The book is a part of The Banyan co-founder Vandana Gopikumar’s vision to celebrate Chennai’s care heroes. At a time when the discourse around mental health, especially access and awareness in rural areas, is largely kept out of the young reader’s reach, this title does a nuanced job of decoding the complexities of marginalisation and mental distress. “The Banyan wasn’t keen on shying away from depicting topics like death, depression and sexual intimacy; they wanted to normalise these concepts so that a parent can pick up the book and read it to their kid. And if the child is curious, they can have a conversation around this,” points out Madhavan. Jha, who wrote for young readers for the first time, adds that the team pushed itself to “whittle down complex concepts to their simplest structures and the gentlest possible wording”.  “[It’s] a helpful and clarifying thing for any of us to do no matter how old we are, especially with subjects like grief, trauma, othering, belonging and wellness — that don’t really get too much easier to understand with age,” she notes. 

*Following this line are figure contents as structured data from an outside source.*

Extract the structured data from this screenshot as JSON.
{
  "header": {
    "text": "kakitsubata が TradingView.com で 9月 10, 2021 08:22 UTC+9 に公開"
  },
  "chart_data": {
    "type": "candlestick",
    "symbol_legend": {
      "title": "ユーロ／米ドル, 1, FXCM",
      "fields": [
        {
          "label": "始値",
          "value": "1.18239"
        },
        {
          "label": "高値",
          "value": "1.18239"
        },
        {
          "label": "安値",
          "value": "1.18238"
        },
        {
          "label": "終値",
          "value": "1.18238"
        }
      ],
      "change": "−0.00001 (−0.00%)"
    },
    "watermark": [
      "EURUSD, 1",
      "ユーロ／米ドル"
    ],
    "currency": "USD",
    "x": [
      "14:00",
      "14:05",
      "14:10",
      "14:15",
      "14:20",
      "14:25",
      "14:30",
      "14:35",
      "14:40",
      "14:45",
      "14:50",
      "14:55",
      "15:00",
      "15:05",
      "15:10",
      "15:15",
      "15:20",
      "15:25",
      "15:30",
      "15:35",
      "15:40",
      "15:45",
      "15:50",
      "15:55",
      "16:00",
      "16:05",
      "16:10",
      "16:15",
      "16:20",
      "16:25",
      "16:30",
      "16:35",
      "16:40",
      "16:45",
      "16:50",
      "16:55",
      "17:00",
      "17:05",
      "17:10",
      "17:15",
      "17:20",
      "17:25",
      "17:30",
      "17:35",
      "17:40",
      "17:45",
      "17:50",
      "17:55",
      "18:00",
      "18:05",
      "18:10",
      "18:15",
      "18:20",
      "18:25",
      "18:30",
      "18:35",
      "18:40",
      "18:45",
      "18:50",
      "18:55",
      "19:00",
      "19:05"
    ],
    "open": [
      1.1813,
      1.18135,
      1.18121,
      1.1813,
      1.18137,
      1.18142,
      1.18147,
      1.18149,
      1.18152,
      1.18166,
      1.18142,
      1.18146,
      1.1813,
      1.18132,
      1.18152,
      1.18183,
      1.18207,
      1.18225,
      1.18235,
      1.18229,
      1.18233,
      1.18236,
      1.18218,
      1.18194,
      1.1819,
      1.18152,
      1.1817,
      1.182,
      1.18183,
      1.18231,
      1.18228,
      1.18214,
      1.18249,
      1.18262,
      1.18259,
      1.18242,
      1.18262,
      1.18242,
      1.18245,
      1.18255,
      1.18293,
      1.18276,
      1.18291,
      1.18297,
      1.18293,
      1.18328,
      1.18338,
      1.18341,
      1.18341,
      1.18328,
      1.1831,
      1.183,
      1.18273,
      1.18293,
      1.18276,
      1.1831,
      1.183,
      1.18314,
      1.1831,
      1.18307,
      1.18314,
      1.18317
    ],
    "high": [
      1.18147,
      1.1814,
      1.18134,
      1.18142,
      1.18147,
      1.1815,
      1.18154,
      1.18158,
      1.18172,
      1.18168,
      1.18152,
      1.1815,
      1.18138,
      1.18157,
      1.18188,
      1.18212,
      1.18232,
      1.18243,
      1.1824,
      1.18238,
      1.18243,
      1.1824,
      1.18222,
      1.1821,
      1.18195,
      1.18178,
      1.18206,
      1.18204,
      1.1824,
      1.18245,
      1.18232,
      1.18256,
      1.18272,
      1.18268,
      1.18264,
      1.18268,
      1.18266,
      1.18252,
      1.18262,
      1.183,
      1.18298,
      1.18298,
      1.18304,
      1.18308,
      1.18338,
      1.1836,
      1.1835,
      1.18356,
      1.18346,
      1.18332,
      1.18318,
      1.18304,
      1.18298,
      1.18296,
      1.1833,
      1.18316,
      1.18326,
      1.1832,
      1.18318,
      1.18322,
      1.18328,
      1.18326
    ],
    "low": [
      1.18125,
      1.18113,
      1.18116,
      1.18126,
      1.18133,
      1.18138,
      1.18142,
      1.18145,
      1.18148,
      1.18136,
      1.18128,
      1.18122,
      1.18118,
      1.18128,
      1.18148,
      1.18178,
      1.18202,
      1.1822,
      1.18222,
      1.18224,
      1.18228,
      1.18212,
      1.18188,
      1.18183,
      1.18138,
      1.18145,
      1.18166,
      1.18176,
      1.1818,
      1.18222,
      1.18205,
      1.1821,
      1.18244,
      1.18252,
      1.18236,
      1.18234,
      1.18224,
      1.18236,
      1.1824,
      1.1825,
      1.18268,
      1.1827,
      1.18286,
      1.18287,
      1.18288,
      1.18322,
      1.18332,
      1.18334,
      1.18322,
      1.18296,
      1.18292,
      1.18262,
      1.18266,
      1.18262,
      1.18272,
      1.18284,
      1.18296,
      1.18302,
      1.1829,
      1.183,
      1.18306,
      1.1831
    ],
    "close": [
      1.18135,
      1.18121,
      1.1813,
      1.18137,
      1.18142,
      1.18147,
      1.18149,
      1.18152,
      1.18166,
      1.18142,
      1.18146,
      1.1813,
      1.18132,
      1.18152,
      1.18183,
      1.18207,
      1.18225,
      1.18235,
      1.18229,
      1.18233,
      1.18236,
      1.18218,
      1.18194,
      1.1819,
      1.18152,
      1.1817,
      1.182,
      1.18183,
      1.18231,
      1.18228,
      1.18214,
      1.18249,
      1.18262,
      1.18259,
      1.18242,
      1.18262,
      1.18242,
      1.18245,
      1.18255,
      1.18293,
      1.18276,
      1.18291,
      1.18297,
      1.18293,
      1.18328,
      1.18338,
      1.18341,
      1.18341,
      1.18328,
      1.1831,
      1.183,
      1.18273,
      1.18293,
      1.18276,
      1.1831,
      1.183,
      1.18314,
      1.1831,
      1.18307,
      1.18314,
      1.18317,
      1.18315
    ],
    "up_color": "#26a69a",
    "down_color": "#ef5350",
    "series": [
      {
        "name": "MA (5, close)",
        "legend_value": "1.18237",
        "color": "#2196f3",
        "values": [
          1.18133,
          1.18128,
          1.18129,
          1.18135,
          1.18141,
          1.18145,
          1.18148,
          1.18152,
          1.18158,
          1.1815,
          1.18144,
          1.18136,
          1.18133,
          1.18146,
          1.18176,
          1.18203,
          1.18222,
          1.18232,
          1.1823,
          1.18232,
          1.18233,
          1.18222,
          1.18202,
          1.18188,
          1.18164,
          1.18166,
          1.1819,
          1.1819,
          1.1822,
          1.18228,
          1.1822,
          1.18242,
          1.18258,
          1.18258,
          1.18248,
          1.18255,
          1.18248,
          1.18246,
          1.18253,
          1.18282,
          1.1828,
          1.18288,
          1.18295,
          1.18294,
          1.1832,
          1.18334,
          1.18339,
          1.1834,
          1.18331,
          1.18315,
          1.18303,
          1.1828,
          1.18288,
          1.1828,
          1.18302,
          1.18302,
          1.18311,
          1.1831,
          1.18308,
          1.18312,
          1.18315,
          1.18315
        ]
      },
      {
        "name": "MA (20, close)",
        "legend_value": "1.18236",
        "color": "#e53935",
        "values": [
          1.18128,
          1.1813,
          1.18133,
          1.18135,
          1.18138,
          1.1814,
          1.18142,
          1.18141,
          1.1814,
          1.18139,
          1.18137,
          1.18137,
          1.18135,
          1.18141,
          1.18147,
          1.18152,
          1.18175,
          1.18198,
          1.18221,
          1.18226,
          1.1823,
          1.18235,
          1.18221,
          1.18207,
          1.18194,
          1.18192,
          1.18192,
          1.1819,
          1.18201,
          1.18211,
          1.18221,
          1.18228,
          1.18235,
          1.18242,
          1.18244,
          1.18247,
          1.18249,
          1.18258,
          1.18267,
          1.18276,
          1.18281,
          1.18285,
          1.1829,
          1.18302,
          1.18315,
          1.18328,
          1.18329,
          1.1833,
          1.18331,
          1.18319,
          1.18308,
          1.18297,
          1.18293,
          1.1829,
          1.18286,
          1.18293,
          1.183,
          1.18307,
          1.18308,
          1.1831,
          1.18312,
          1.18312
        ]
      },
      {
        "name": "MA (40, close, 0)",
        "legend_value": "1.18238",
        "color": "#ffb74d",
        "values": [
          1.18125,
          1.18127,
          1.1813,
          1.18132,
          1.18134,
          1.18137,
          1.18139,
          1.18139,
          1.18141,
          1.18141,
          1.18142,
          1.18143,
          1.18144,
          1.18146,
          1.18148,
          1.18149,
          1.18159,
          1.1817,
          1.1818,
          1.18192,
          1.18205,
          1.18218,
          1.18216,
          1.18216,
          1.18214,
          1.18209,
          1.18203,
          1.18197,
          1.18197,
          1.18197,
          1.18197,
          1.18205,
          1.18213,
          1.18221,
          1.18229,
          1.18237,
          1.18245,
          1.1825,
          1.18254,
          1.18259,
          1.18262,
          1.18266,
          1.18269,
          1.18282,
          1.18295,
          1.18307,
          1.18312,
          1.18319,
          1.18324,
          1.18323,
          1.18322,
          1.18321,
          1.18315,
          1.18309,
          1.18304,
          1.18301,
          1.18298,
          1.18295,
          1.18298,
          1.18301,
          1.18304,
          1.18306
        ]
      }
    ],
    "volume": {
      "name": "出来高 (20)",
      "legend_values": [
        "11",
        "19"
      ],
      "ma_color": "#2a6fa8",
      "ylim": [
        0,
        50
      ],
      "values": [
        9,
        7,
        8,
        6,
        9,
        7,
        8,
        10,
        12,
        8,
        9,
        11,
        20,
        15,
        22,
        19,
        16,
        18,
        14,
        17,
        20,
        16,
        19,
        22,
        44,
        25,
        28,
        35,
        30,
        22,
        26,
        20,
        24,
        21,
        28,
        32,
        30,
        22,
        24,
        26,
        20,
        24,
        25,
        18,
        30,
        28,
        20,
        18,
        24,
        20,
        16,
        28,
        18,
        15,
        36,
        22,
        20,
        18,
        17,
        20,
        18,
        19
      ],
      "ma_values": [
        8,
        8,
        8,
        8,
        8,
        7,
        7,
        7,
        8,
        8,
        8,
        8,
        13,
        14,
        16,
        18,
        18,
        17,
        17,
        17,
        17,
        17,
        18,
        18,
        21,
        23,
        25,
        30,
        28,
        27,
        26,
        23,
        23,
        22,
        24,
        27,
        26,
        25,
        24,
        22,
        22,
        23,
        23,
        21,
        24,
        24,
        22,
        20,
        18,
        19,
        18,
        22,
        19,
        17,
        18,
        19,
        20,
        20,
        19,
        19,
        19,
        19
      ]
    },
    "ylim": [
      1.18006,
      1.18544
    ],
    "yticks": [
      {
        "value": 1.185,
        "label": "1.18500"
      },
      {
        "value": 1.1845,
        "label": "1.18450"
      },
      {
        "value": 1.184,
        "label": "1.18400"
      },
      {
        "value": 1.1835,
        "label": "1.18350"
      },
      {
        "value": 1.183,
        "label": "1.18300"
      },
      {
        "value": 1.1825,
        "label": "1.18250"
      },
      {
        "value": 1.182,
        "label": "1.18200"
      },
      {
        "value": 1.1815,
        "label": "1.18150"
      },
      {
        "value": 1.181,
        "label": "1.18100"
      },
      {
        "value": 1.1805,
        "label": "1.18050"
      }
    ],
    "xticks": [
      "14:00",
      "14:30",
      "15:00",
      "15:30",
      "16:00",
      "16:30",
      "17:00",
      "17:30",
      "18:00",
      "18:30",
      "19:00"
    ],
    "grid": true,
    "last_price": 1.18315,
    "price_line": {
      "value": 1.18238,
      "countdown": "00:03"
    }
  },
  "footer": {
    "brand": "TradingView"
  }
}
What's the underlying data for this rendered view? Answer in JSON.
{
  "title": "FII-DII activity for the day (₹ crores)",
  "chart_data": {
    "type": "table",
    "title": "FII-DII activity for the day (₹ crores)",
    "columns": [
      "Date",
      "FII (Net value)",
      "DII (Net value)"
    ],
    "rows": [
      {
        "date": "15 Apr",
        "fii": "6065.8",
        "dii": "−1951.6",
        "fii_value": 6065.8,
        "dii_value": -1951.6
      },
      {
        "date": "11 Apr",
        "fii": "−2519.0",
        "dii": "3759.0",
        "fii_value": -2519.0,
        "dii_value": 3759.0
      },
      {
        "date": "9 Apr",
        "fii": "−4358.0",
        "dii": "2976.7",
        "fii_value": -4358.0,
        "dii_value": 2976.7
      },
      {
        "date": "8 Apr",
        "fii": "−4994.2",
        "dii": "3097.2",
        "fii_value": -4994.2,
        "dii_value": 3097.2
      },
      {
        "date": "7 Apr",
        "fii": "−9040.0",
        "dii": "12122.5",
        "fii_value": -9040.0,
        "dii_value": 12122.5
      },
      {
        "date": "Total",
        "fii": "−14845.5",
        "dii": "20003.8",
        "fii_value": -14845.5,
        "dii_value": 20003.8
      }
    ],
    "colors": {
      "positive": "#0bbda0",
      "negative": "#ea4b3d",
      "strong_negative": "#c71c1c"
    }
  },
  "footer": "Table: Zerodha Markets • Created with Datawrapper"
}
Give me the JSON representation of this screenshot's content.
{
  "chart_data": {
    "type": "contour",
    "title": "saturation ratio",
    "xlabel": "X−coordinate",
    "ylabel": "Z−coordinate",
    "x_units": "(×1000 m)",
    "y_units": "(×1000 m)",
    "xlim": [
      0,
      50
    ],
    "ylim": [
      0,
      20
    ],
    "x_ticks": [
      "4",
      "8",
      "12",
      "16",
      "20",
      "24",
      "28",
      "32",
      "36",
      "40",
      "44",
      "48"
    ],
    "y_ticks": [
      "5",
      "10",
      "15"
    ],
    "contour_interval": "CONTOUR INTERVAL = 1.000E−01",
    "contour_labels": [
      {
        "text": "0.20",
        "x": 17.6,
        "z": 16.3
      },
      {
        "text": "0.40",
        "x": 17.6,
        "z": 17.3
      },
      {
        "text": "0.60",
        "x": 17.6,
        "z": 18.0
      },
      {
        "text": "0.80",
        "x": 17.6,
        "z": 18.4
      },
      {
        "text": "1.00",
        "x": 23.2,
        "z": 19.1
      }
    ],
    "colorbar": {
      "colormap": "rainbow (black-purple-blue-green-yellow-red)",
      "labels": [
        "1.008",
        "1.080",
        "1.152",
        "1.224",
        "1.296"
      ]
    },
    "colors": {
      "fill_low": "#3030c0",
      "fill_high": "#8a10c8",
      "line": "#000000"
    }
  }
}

The illustrated journey also portrays how Jacklin and Amali complement each other — a sisterhood they extend to other women later. “Each of these two women is inspiring in countless ways, but to me, the lesson from their lives [so far] is simple: care is transformative. Real care—personalised, compassionate care, a promise of safety, a sense of belonging and acceptance—is what stands between each of us and our truest potentials,” Jha signs off.